Boating: Boater Education


This is Passport to Texas

The weather is beginning to warm up, and Texans are making plans to get out on the water. But before setting foot on deck, consider taking a boater education course.

15—There’s a lot more people on the water. We’ve seen a major increase in canoes and kayaks. So people out here have to share the waterways. And the rules are different than they are for rules of the road when you’re driving your vehicle. So, it’s just a good idea to know some of those rules and the differences.

Texans learn those rules and differences in boater education classes. Tim Spice, who oversees the program for Texas Parks and Wildlife, says while training is beneficial for everyone who plans to operate personal watercraft, or vessels over 15 horsepower, or wind-blown vessels over 14 feet—it is mandatory for some.
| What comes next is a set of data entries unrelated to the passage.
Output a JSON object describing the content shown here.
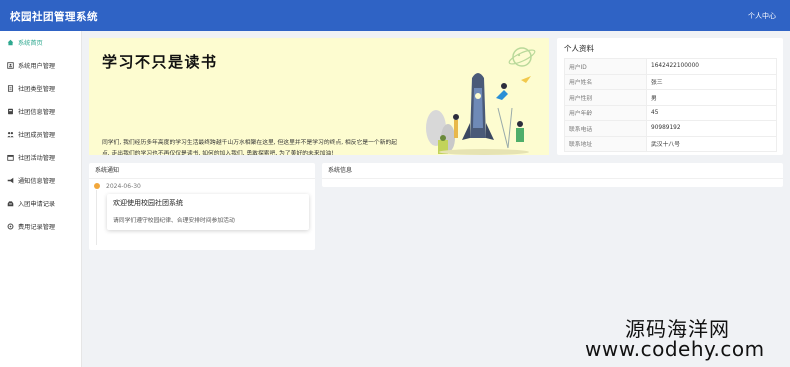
{
  "app": {
    "title": "校园社团管理系统",
    "user_menu": "个人中心"
  },
  "colors": {
    "topbar": "#2f63c5",
    "accent": "#2ea88f",
    "dot": "#f2a73b"
  },
  "sidebar": {
    "items": [
      {
        "label": "系统首页",
        "icon": "home-icon",
        "active": true
      },
      {
        "label": "系统用户管理",
        "icon": "user-card-icon"
      },
      {
        "label": "社团类型管理",
        "icon": "document-icon"
      },
      {
        "label": "社团信息管理",
        "icon": "building-icon"
      },
      {
        "label": "社团成员管理",
        "icon": "people-icon"
      },
      {
        "label": "社团活动管理",
        "icon": "calendar-icon"
      },
      {
        "label": "通知信息管理",
        "icon": "megaphone-icon"
      },
      {
        "label": "入团申请记录",
        "icon": "inbox-icon"
      },
      {
        "label": "费用记录管理",
        "icon": "gear-icon"
      }
    ]
  },
  "banner": {
    "headline": "学习不只是读书",
    "paragraph": "同学们, 我们经历多年高度的学习生活最终跨越千山万水相聚在这里, 但这里并不是学习的终点, 相反它是一个新的起点, 走出我们的学习也不再仅仅是读书, 如何的加入我们, 勇敢探索吧, 为了美好的未来加油!"
  },
  "profile": {
    "title": "个人资料",
    "rows": [
      {
        "key": "用户ID",
        "value": "1642422100000"
      },
      {
        "key": "用户姓名",
        "value": "张三"
      },
      {
        "key": "用户性别",
        "value": "男"
      },
      {
        "key": "用户年龄",
        "value": "45"
      },
      {
        "key": "联系电话",
        "value": "90989192"
      },
      {
        "key": "联系地址",
        "value": "武汉十八号"
      }
    ]
  },
  "notice": {
    "title": "系统通知",
    "date": "2024-06-30",
    "card_title": "欢迎使用校园社团系统",
    "card_body": "请同学们遵守校园纪律、合理安排时间参加活动"
  },
  "sysinfo": {
    "title": "系统信息"
  },
  "watermark": {
    "line1": "源码海洋网",
    "line2": "www.codehy.com"
  }
}
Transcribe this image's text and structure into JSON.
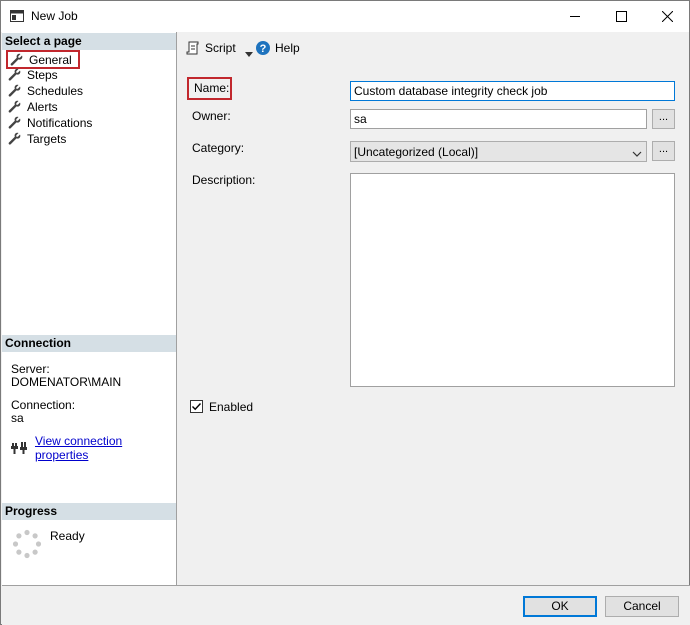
{
  "window": {
    "title": "New Job"
  },
  "left": {
    "select_page_header": "Select a page",
    "pages": [
      {
        "label": "General"
      },
      {
        "label": "Steps"
      },
      {
        "label": "Schedules"
      },
      {
        "label": "Alerts"
      },
      {
        "label": "Notifications"
      },
      {
        "label": "Targets"
      }
    ],
    "connection_header": "Connection",
    "server_label": "Server:",
    "server_value": "DOMENATOR\\MAIN",
    "connection_label": "Connection:",
    "connection_value": "sa",
    "view_connection_link": "View connection properties",
    "progress_header": "Progress",
    "progress_status": "Ready"
  },
  "toolbar": {
    "script_label": "Script",
    "help_label": "Help"
  },
  "form": {
    "name_label": "Name:",
    "name_value": "Custom database integrity check job",
    "owner_label": "Owner:",
    "owner_value": "sa",
    "category_label": "Category:",
    "category_value": "[Uncategorized (Local)]",
    "description_label": "Description:",
    "description_value": "",
    "browse_label": "...",
    "enabled_label": "Enabled",
    "enabled_checked": true
  },
  "buttons": {
    "ok_label": "OK",
    "cancel_label": "Cancel"
  },
  "colors": {
    "highlight_border": "#c1272d",
    "focus_blue": "#0078d7",
    "link_blue": "#0000cc",
    "section_header_bg": "#d5dfe5"
  },
  "icons": {
    "app": "window-icon",
    "page_items": "wrench-icon",
    "script": "script-icon",
    "help": "help-icon",
    "connection": "connection-plug-icon",
    "progress": "spinner-icon"
  }
}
15—If you were born after September 1, 1993, you are required to have boater education certification with you to operate one of those boats we’ve mentioned. The easiest way right now to get that class is online. We have an online provider—Boat Texas—very good program.
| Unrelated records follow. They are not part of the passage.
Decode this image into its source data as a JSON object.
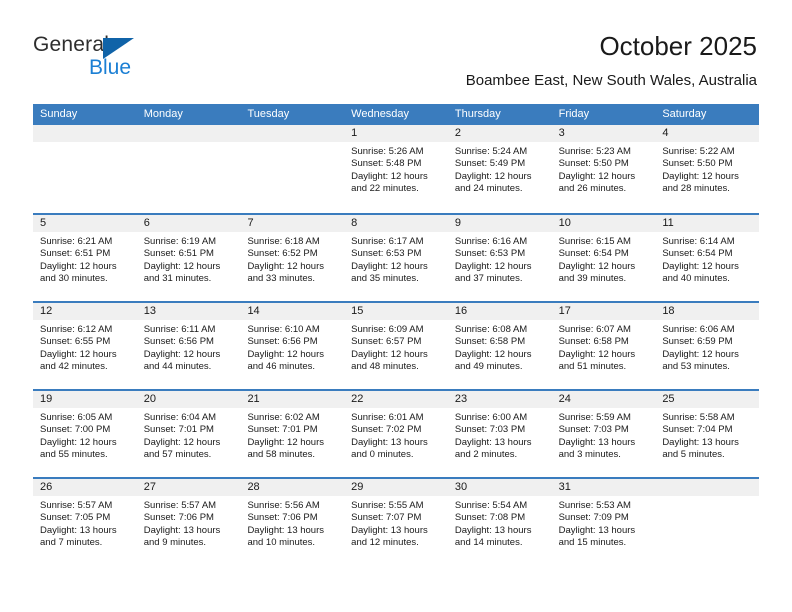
{
  "logo": {
    "word1": "General",
    "word2": "Blue",
    "triangle_color": "#1063a8",
    "blue_color": "#1b7fd4"
  },
  "header": {
    "title": "October 2025",
    "subtitle": "Boambee East, New South Wales, Australia"
  },
  "theme": {
    "header_blue": "#3a7cbe",
    "daynum_gray": "#f0f0f0",
    "text": "#1a1a1a"
  },
  "weekdays": [
    "Sunday",
    "Monday",
    "Tuesday",
    "Wednesday",
    "Thursday",
    "Friday",
    "Saturday"
  ],
  "weeks": [
    [
      {
        "day": "",
        "sunrise": "",
        "sunset": "",
        "daylight": "",
        "empty": true
      },
      {
        "day": "",
        "sunrise": "",
        "sunset": "",
        "daylight": "",
        "empty": true
      },
      {
        "day": "",
        "sunrise": "",
        "sunset": "",
        "daylight": "",
        "empty": true
      },
      {
        "day": "1",
        "sunrise": "Sunrise: 5:26 AM",
        "sunset": "Sunset: 5:48 PM",
        "daylight": "Daylight: 12 hours and 22 minutes."
      },
      {
        "day": "2",
        "sunrise": "Sunrise: 5:24 AM",
        "sunset": "Sunset: 5:49 PM",
        "daylight": "Daylight: 12 hours and 24 minutes."
      },
      {
        "day": "3",
        "sunrise": "Sunrise: 5:23 AM",
        "sunset": "Sunset: 5:50 PM",
        "daylight": "Daylight: 12 hours and 26 minutes."
      },
      {
        "day": "4",
        "sunrise": "Sunrise: 5:22 AM",
        "sunset": "Sunset: 5:50 PM",
        "daylight": "Daylight: 12 hours and 28 minutes."
      }
    ],
    [
      {
        "day": "5",
        "sunrise": "Sunrise: 6:21 AM",
        "sunset": "Sunset: 6:51 PM",
        "daylight": "Daylight: 12 hours and 30 minutes."
      },
      {
        "day": "6",
        "sunrise": "Sunrise: 6:19 AM",
        "sunset": "Sunset: 6:51 PM",
        "daylight": "Daylight: 12 hours and 31 minutes."
      },
      {
        "day": "7",
        "sunrise": "Sunrise: 6:18 AM",
        "sunset": "Sunset: 6:52 PM",
        "daylight": "Daylight: 12 hours and 33 minutes."
      },
      {
        "day": "8",
        "sunrise": "Sunrise: 6:17 AM",
        "sunset": "Sunset: 6:53 PM",
        "daylight": "Daylight: 12 hours and 35 minutes."
      },
      {
        "day": "9",
        "sunrise": "Sunrise: 6:16 AM",
        "sunset": "Sunset: 6:53 PM",
        "daylight": "Daylight: 12 hours and 37 minutes."
      },
      {
        "day": "10",
        "sunrise": "Sunrise: 6:15 AM",
        "sunset": "Sunset: 6:54 PM",
        "daylight": "Daylight: 12 hours and 39 minutes."
      },
      {
        "day": "11",
        "sunrise": "Sunrise: 6:14 AM",
        "sunset": "Sunset: 6:54 PM",
        "daylight": "Daylight: 12 hours and 40 minutes."
      }
    ],
    [
      {
        "day": "12",
        "sunrise": "Sunrise: 6:12 AM",
        "sunset": "Sunset: 6:55 PM",
        "daylight": "Daylight: 12 hours and 42 minutes."
      },
      {
        "day": "13",
        "sunrise": "Sunrise: 6:11 AM",
        "sunset": "Sunset: 6:56 PM",
        "daylight": "Daylight: 12 hours and 44 minutes."
      },
      {
        "day": "14",
        "sunrise": "Sunrise: 6:10 AM",
        "sunset": "Sunset: 6:56 PM",
        "daylight": "Daylight: 12 hours and 46 minutes."
      },
      {
        "day": "15",
        "sunrise": "Sunrise: 6:09 AM",
        "sunset": "Sunset: 6:57 PM",
        "daylight": "Daylight: 12 hours and 48 minutes."
      },
      {
        "day": "16",
        "sunrise": "Sunrise: 6:08 AM",
        "sunset": "Sunset: 6:58 PM",
        "daylight": "Daylight: 12 hours and 49 minutes."
      },
      {
        "day": "17",
        "sunrise": "Sunrise: 6:07 AM",
        "sunset": "Sunset: 6:58 PM",
        "daylight": "Daylight: 12 hours and 51 minutes."
      },
      {
        "day": "18",
        "sunrise": "Sunrise: 6:06 AM",
        "sunset": "Sunset: 6:59 PM",
        "daylight": "Daylight: 12 hours and 53 minutes."
      }
    ],
    [
      {
        "day": "19",
        "sunrise": "Sunrise: 6:05 AM",
        "sunset": "Sunset: 7:00 PM",
        "daylight": "Daylight: 12 hours and 55 minutes."
      },
      {
        "day": "20",
        "sunrise": "Sunrise: 6:04 AM",
        "sunset": "Sunset: 7:01 PM",
        "daylight": "Daylight: 12 hours and 57 minutes."
      },
      {
        "day": "21",
        "sunrise": "Sunrise: 6:02 AM",
        "sunset": "Sunset: 7:01 PM",
        "daylight": "Daylight: 12 hours and 58 minutes."
      },
      {
        "day": "22",
        "sunrise": "Sunrise: 6:01 AM",
        "sunset": "Sunset: 7:02 PM",
        "daylight": "Daylight: 13 hours and 0 minutes."
      },
      {
        "day": "23",
        "sunrise": "Sunrise: 6:00 AM",
        "sunset": "Sunset: 7:03 PM",
        "daylight": "Daylight: 13 hours and 2 minutes."
      },
      {
        "day": "24",
        "sunrise": "Sunrise: 5:59 AM",
        "sunset": "Sunset: 7:03 PM",
        "daylight": "Daylight: 13 hours and 3 minutes."
      },
      {
        "day": "25",
        "sunrise": "Sunrise: 5:58 AM",
        "sunset": "Sunset: 7:04 PM",
        "daylight": "Daylight: 13 hours and 5 minutes."
      }
    ],
    [
      {
        "day": "26",
        "sunrise": "Sunrise: 5:57 AM",
        "sunset": "Sunset: 7:05 PM",
        "daylight": "Daylight: 13 hours and 7 minutes."
      },
      {
        "day": "27",
        "sunrise": "Sunrise: 5:57 AM",
        "sunset": "Sunset: 7:06 PM",
        "daylight": "Daylight: 13 hours and 9 minutes."
      },
      {
        "day": "28",
        "sunrise": "Sunrise: 5:56 AM",
        "sunset": "Sunset: 7:06 PM",
        "daylight": "Daylight: 13 hours and 10 minutes."
      },
      {
        "day": "29",
        "sunrise": "Sunrise: 5:55 AM",
        "sunset": "Sunset: 7:07 PM",
        "daylight": "Daylight: 13 hours and 12 minutes."
      },
      {
        "day": "30",
        "sunrise": "Sunrise: 5:54 AM",
        "sunset": "Sunset: 7:08 PM",
        "daylight": "Daylight: 13 hours and 14 minutes."
      },
      {
        "day": "31",
        "sunrise": "Sunrise: 5:53 AM",
        "sunset": "Sunset: 7:09 PM",
        "daylight": "Daylight: 13 hours and 15 minutes."
      },
      {
        "day": "",
        "sunrise": "",
        "sunset": "",
        "daylight": "",
        "empty": true
      }
    ]
  ]
}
Find a schedule of classes on the Texas Parks and Wildlife website.

15—You can get on there, take the class, take the test, and then [if you pass], receive a temporary certification and you can go right out and immediately use the vessel legally. We have courses all over the state at our website, so you can come to our website [and sign up for a classroom instruction] if you prefer having an instructor help you out.

The Wildlife and Sport Fish Restoration Program supports our series.

For Texas Parks and Wildlife…I’m Cecilia Nasti.